Rebecca Warren, The Renaissance Society, 5811 S. Ellis ave
The Renaissance Society's current exhibition is a survey of the sculpture by the British artist, Rebecca Warren. Serving as the American public's introduction to Warren's work, the show has been rigorously curated to include two seemingly disparate bodies of work, the unfired clay objects and the reductive steel structures. Although at first these works may appear to be in direct contradiction in terms of aesthetic dialectics, it quickly becomes obvious that both forms are trying to address contemporary issues of feminist identity through the employment of historical references to two particular devices; the tradition of figurative sculpture and post-expressionist minimalist structures. Warren's intent is to incite a new discourse about the position of the contemporary woman in the production of art but, unfortunately the sculptures get lost between their own "generic-ness" and ambiguity becoming nothing more than tired references and cliches.
Upon entering the gallery space the viewer is immediately reminded that he or she is viewing a collection of precious items. All of the sculptures are evenly spaced in the center of the room and do not engage any of the walls. They require the viewer to walk around to take them in from every angle. Almost all of the clay figures are placed on the left-hand side of the room atop pedestals reminiscent of the classical period sculptures in museums. However, while classical sculptures are meant to depict the perfect human form, Warren's figures glorify "womanliness." They are amply over-endowed, with disproportionately large breasts and buttocks that overcompensate for the missing heads and limbs. Arguably, these sculptures have more to do with the figures produced by primitive civilizations, but even then, the apparent roughness in the material manipulation, the haphazard and uneven application of paint, and their unfired state suggest an attempt to reduce the female figure to a more primordial state.

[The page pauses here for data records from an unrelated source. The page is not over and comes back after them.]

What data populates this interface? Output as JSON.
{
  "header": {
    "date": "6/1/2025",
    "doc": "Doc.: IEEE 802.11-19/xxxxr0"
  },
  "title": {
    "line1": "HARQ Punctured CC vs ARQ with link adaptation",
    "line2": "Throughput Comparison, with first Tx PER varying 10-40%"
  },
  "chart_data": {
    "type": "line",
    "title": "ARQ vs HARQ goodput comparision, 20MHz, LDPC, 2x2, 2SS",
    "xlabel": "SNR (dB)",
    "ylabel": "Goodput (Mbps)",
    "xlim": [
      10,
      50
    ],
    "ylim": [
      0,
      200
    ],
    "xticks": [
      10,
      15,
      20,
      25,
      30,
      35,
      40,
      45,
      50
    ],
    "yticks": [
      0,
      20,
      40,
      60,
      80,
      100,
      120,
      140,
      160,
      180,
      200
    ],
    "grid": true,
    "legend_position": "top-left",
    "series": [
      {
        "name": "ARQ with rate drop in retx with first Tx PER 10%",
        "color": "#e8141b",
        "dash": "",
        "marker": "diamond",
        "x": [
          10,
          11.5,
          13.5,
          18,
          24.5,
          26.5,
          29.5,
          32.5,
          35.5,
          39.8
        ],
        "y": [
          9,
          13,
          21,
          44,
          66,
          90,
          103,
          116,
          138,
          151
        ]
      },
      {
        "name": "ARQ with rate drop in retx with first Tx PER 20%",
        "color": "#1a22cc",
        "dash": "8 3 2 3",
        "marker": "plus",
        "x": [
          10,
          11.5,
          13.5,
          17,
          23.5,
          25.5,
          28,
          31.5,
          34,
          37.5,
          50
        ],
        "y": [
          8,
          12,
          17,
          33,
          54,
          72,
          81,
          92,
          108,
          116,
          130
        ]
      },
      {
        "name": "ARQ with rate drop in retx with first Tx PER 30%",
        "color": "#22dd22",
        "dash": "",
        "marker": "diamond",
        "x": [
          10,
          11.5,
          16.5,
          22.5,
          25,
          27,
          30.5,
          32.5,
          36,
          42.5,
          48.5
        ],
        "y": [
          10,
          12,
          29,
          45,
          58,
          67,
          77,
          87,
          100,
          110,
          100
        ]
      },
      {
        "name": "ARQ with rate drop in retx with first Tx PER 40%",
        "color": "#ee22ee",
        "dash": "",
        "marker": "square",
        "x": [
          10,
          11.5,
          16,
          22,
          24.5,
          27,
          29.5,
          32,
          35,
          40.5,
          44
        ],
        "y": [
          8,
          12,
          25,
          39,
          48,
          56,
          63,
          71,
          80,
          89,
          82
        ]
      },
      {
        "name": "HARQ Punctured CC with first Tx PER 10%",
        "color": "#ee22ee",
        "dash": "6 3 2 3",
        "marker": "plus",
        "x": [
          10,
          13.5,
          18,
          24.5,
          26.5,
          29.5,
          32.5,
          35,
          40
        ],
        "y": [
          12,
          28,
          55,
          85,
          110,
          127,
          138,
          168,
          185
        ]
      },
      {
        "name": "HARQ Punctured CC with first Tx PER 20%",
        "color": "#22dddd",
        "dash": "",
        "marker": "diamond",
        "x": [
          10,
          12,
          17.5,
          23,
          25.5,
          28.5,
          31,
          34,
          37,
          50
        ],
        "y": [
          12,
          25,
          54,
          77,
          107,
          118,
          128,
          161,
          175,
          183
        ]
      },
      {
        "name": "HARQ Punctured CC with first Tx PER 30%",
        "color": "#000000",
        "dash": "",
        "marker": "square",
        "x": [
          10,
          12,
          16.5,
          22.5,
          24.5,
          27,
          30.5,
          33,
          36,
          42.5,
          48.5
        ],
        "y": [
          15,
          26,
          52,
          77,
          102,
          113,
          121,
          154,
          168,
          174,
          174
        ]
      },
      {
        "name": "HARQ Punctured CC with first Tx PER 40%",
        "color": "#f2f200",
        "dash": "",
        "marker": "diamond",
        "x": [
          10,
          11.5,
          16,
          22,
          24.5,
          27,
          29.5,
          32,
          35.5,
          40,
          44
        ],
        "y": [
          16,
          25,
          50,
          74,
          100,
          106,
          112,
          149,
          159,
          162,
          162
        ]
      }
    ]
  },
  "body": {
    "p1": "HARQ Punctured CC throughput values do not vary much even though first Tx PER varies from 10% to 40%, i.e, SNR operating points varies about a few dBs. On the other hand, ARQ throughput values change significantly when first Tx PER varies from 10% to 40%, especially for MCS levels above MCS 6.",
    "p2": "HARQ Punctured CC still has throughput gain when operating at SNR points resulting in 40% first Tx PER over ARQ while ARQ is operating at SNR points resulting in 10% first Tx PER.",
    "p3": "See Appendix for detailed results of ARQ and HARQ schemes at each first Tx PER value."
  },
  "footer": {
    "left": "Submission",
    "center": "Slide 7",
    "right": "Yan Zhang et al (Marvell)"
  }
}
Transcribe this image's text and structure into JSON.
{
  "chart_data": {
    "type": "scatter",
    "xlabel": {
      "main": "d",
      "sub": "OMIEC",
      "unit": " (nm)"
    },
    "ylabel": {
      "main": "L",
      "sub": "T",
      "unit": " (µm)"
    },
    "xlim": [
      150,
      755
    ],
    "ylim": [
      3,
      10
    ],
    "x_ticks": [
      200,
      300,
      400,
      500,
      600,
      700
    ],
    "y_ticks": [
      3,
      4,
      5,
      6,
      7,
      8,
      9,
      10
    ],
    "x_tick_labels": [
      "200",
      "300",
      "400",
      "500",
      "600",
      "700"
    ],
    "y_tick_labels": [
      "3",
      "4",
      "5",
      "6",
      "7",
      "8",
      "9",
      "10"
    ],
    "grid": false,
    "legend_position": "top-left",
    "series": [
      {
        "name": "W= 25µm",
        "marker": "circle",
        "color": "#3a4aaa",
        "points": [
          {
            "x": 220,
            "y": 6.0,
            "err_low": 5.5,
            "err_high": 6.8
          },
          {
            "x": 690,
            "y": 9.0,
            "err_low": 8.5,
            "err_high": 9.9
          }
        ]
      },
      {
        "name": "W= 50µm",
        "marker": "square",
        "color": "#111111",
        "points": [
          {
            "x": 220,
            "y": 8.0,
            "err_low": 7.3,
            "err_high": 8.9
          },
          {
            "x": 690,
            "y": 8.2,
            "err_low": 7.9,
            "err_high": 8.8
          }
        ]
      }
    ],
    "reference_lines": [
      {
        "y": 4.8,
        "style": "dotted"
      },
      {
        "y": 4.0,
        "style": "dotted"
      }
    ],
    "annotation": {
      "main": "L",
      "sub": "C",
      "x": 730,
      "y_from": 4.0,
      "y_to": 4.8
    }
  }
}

In contrast, the right side of the gallery is occupied by slabs of oxidized steel or bronze meticulously composed together to highlight the formal qualities of the sculpture and material as well as to maximize their consciously non-objective nature. The planes of metal stand tall cutting across and intersecting each other becoming a study of generic forms more than conceptual notions until, upon closer inspection, the viewer notices a lone pom-pom carefully placed upon every single sculpture. What initially appear to be formal exercises in the style of the male-dominated minimalist sculpture of the 60s, are re-contextualized through the integration of a soft material associated with craft and notions of femininity.

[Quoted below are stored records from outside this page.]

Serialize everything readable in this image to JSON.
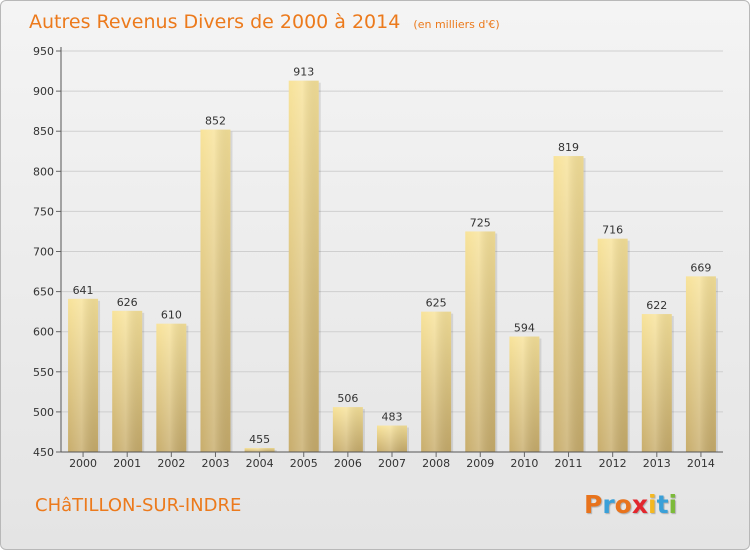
{
  "chart_data": {
    "type": "bar",
    "title": "Autres Revenus Divers de 2000 à 2014",
    "unit": "(en milliers d'€)",
    "categories": [
      "2000",
      "2001",
      "2002",
      "2003",
      "2004",
      "2005",
      "2006",
      "2007",
      "2008",
      "2009",
      "2010",
      "2011",
      "2012",
      "2013",
      "2014"
    ],
    "values": [
      641,
      626,
      610,
      852,
      455,
      913,
      506,
      483,
      625,
      725,
      594,
      819,
      716,
      622,
      669
    ],
    "ylim": [
      450,
      950
    ],
    "yticks": [
      450,
      500,
      550,
      600,
      650,
      700,
      750,
      800,
      850,
      900,
      950
    ],
    "grid": true,
    "bar_color": "#e7cd84"
  },
  "footer": {
    "commune": "CHâTILLON-SUR-INDRE",
    "brand": "Proxiti",
    "brand_colors": [
      "#e8731c",
      "#3aa0d8",
      "#e8731c",
      "#e2262d",
      "#f4b820",
      "#3aa0d8",
      "#7cba3a"
    ]
  },
  "colors": {
    "title": "#ec7a1c",
    "background_top": "#f4f4f4",
    "background_bottom": "#e4e4e4"
  }
}
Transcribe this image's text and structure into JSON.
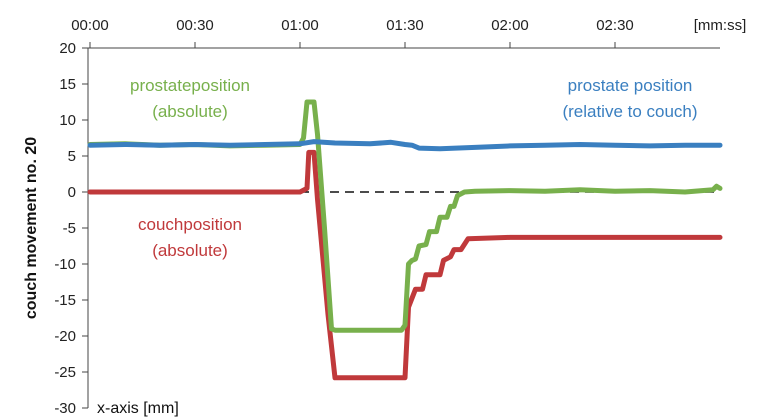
{
  "chart_data": {
    "type": "line",
    "x_unit_label": "[mm:ss]",
    "x_tick_labels": [
      "00:00",
      "00:30",
      "01:00",
      "01:30",
      "02:00",
      "02:30"
    ],
    "x_tick_values_s": [
      0,
      30,
      60,
      90,
      120,
      150
    ],
    "xlim_s": [
      0,
      180
    ],
    "ylim": [
      -30,
      20
    ],
    "y_ticks": [
      20,
      15,
      10,
      5,
      0,
      -5,
      -10,
      -15,
      -20,
      -25,
      -30
    ],
    "ylabel": "couch movement no. 20",
    "xlabel": "x-axis [mm]",
    "grid": false,
    "zero_line": "dashed",
    "series": [
      {
        "key": "couch",
        "color": "#c0393b",
        "annotation": [
          "couchposition",
          "(absolute)"
        ],
        "points": [
          [
            0,
            0
          ],
          [
            60,
            0
          ],
          [
            62,
            0.5
          ],
          [
            62.5,
            5.5
          ],
          [
            64,
            5.5
          ],
          [
            65,
            -1
          ],
          [
            68,
            -17
          ],
          [
            70,
            -25.8
          ],
          [
            90,
            -25.8
          ],
          [
            91,
            -16
          ],
          [
            93,
            -13.5
          ],
          [
            95,
            -13.5
          ],
          [
            96,
            -11.5
          ],
          [
            100,
            -11.5
          ],
          [
            101,
            -9.5
          ],
          [
            103,
            -9
          ],
          [
            104,
            -8
          ],
          [
            106,
            -8
          ],
          [
            108,
            -6.5
          ],
          [
            120,
            -6.3
          ],
          [
            180,
            -6.3
          ]
        ]
      },
      {
        "key": "prostate_abs",
        "color": "#78b04c",
        "annotation": [
          "prostateposition",
          "(absolute)"
        ],
        "points": [
          [
            0,
            6.6
          ],
          [
            10,
            6.7
          ],
          [
            20,
            6.5
          ],
          [
            30,
            6.6
          ],
          [
            40,
            6.4
          ],
          [
            50,
            6.5
          ],
          [
            60,
            6.6
          ],
          [
            61,
            7.5
          ],
          [
            62,
            12.5
          ],
          [
            64,
            12.5
          ],
          [
            65,
            8
          ],
          [
            67,
            -5
          ],
          [
            69,
            -19
          ],
          [
            70,
            -19.2
          ],
          [
            89,
            -19.2
          ],
          [
            90,
            -18.5
          ],
          [
            91,
            -10
          ],
          [
            92,
            -9.5
          ],
          [
            93,
            -9.3
          ],
          [
            94,
            -7.5
          ],
          [
            96,
            -7.3
          ],
          [
            97,
            -5.5
          ],
          [
            99,
            -5.5
          ],
          [
            100,
            -3.5
          ],
          [
            102,
            -3.5
          ],
          [
            103,
            -2
          ],
          [
            104,
            -2
          ],
          [
            105,
            -0.5
          ],
          [
            107,
            0
          ],
          [
            110,
            0.1
          ],
          [
            120,
            0.2
          ],
          [
            130,
            0.1
          ],
          [
            140,
            0.3
          ],
          [
            150,
            0.1
          ],
          [
            160,
            0.2
          ],
          [
            170,
            0
          ],
          [
            178,
            0.3
          ],
          [
            179,
            0.8
          ],
          [
            180,
            0.5
          ]
        ]
      },
      {
        "key": "prostate_rel",
        "color": "#3a7fc0",
        "annotation": [
          "prostate position",
          "(relative to couch)"
        ],
        "points": [
          [
            0,
            6.5
          ],
          [
            10,
            6.6
          ],
          [
            20,
            6.5
          ],
          [
            30,
            6.6
          ],
          [
            40,
            6.5
          ],
          [
            50,
            6.6
          ],
          [
            60,
            6.7
          ],
          [
            64,
            7
          ],
          [
            70,
            6.8
          ],
          [
            80,
            6.7
          ],
          [
            86,
            6.9
          ],
          [
            90,
            6.6
          ],
          [
            92,
            6.5
          ],
          [
            94,
            6.1
          ],
          [
            100,
            6.0
          ],
          [
            110,
            6.2
          ],
          [
            120,
            6.4
          ],
          [
            130,
            6.5
          ],
          [
            140,
            6.6
          ],
          [
            150,
            6.5
          ],
          [
            160,
            6.4
          ],
          [
            170,
            6.5
          ],
          [
            180,
            6.5
          ]
        ]
      }
    ]
  }
}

Right in the center of the gallery space, marking the division between the organic forms and manufactured structures, is a bronze cube. This form acts as the amalgamation of both aesthetic languages. It takes the most iconic minimalist device, the manufactured static cube, and repositions it as an organically evolving object by presenting it on casters and leaving it in a 'raw' production state. This marrying of methodologies continues in the careful distribution of the sculptures throughout the space. One lone metal structure stands among the unfired clay figures, while one of the womanly sculptures stands encased among the rest of the metal pieces. The employment of contrasting devices succeeds in its attempt to make a feminist statement, however, exactly what that statement is isn't entirely clear. Warren's utilization of cliched referential techniques makes her work feel derivative. The forms and language are generic but nonetheless the works is readable and accessible. At the same time however, Warren's conceptual logic remains ambiguously entrenched in her forms. The sculptures exist in a realm of suggestive discourse but they never seem to fully reach a definitive point of view.